Security or criminalization?

In response to the Parkland shooting, the White House has proposed that some school personnel be provided with “rigorous” firearms training.

Student organizers behind the day of action said in a conference call Monday that they feared introducing more guns or police into schools could turn them into prisons, with dangerous consequences for students of color.

“Yes, we are standing in solidarity with the youth from the mass shooting, but we also know that the repercussions of what’s going to happen next is going to land on black and brown students within low income communities,” said Keno Walker with Power U Center for Social Change in Miami, a youth organization that is helping local high school students organize walkouts.

Several student activists said that having more police and enhanced security measures in schools would make them feel less safe.

Andrea Colon, a senior at Rockaway Park High School for Environmental Sustainability in New York, said her school already has metal detectors and police officers.

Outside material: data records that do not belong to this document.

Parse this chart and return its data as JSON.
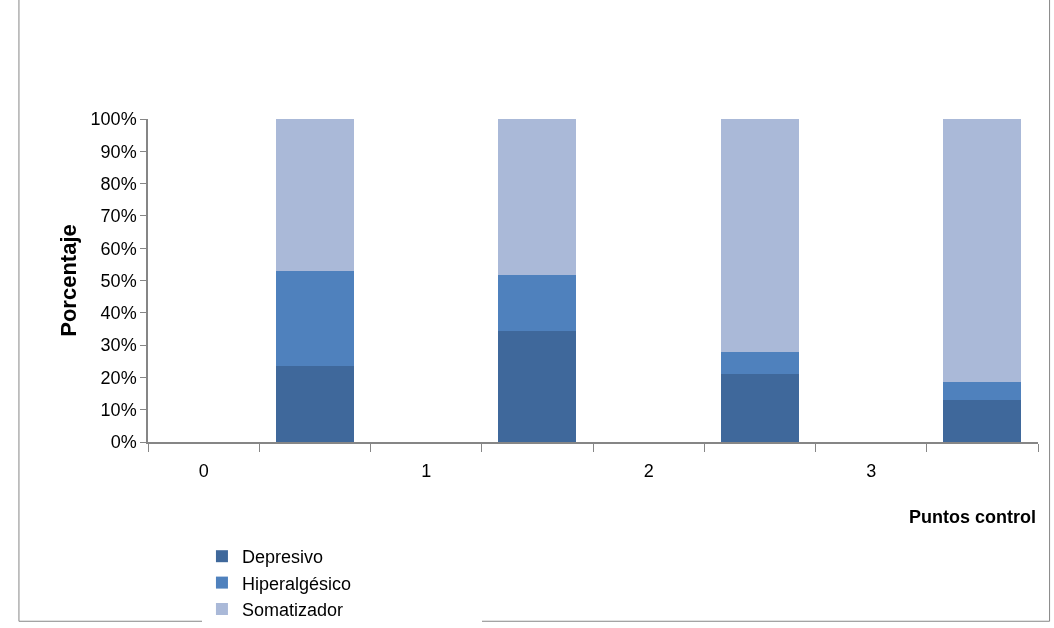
{
  "chart_data": {
    "type": "bar",
    "stacked": true,
    "xlabel": "Puntos control",
    "ylabel": "Porcentaje",
    "categories": [
      "0",
      null,
      "1",
      null,
      "2",
      null,
      "3",
      null
    ],
    "series": [
      {
        "name": "Depresivo",
        "color": "#3f689b",
        "values": [
          null,
          23.6,
          null,
          34.4,
          null,
          21.0,
          null,
          13.0
        ]
      },
      {
        "name": "Hiperalgésico",
        "color": "#4f81bd",
        "values": [
          null,
          29.2,
          null,
          17.2,
          null,
          7.0,
          null,
          5.7
        ]
      },
      {
        "name": "Somatizador",
        "color": "#aab9d8",
        "values": [
          null,
          47.2,
          null,
          48.4,
          null,
          72.0,
          null,
          81.3
        ]
      }
    ],
    "ylim": [
      0,
      100
    ],
    "yticks": [
      {
        "value": 0,
        "label": "0%"
      },
      {
        "value": 10,
        "label": "10%"
      },
      {
        "value": 20,
        "label": "20%"
      },
      {
        "value": 30,
        "label": "30%"
      },
      {
        "value": 40,
        "label": "40%"
      },
      {
        "value": 50,
        "label": "50%"
      },
      {
        "value": 60,
        "label": "60%"
      },
      {
        "value": 70,
        "label": "70%"
      },
      {
        "value": 80,
        "label": "80%"
      },
      {
        "value": 90,
        "label": "90%"
      },
      {
        "value": 100,
        "label": "100%"
      }
    ],
    "legend": "bottom"
  }
}
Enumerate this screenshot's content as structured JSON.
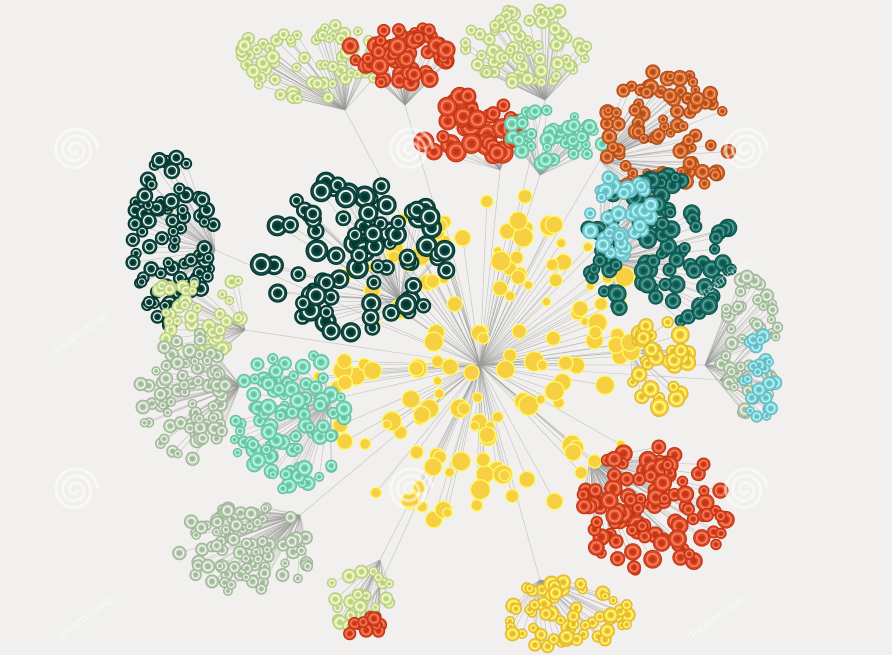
{
  "image": {
    "subject": "network-graph",
    "background_color": "#f1f0ee",
    "edge_color": "#9a9a98"
  },
  "palette": {
    "yellow": "#f6cf42",
    "dark_teal": "#0f4c45",
    "red_orange": "#d94a28",
    "mint": "#7fd6b6",
    "light_green": "#cfe39a",
    "sage": "#b9cbb3",
    "teal": "#1d6b62",
    "brown_orange": "#c9632b",
    "cyan": "#7ccfd6"
  },
  "watermark": {
    "text": "dreamstime",
    "icon": "spiral-icon"
  }
}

The impact is “dehumanizing,” she said.

“It creates this sense of criminalization that no one really wants to feel,” she said. “School is supposed to be a place where you go and feel safe, you feel supported, and that’s not how you feel when you have to go through metal detectors, and you’re patted down because you have too many bobby pins in your hair or because you didn’t take your belt off and you have to be wanded.”

“Instead of arming teachers with guns or adding more ‘safety’ or police, we want better school facilities, more mental health support, more school supplies and safety that does not involve the police,” said Ilene Orgaz, a junior at KIPP Denver Collegiate in Colorado.

Penalties for walking out

Some school districts have said they will discipline students who participate in the walkouts.

Students who leave classes in New Richmond, Ohio, for example, will receive an “unexcused tardy,” the district said. For students in Montgomery County, Maryland, walking out will count as an unexcused absence.

In the Atlanta suburb of Cobb County, Georgia, the school district said it will take disciplinary action — ranging from Saturday school to five days’ suspension per district guidelines — against students who walk out, citing safety concerns.

The prospect has deterred some students, but not all of them, Pope High School senior Kara Litwin said.

“Change never happens without backlash,” she said Tuesday. “This is a movement, this is not simply a moment, and this is only the first step in our long process.”

Growing up in the shadow of gun violence

Students who planned to participate in the walkouts said they feel their generation has been profoundly shaped by the specter of gun violence. By raising their voices, they hope they will be the last kids to grow up with metal detectors and active shooter drills.

Sam Craig of Littleton, Colorado, was not alive during the 1999 Columbine High School shooting that put his hometown on the map. But the tragedy has shaped his life.

He grew up with school lockdown drills performed in the name of Columbine. His internship at Denver Zoo includes live shooter drills that include references to Columbine. He knows a teacher who was at Columbine during the shooting, who shares his view that school staff should not be armed, he said.

But the Chatfield High School junior said the community is stronger because of the shooting. People look out for each other because they don’t want anyone to feel “pushed to the point of no return” like the Columbine shooters, he said.

Each year, the town comes together on the anniversary for a day of service, he said.

“We try to find that balance to make our community more connected and loving,” said Craig, who is organizing the walkout at his school.

Abigail Orton, a junior at Columbine High School, said she was inspired to take action on Wednesday by the quick progress of the Parkland students.

“I am absolutely amazed at the amount that they’ve already accomplished, getting their voices out there and being able to speak on this so recently after the event, and to be able to use their status to start bringing about change,” she said.

“I’m honored to be able to call this my generation and to be part of this movement.”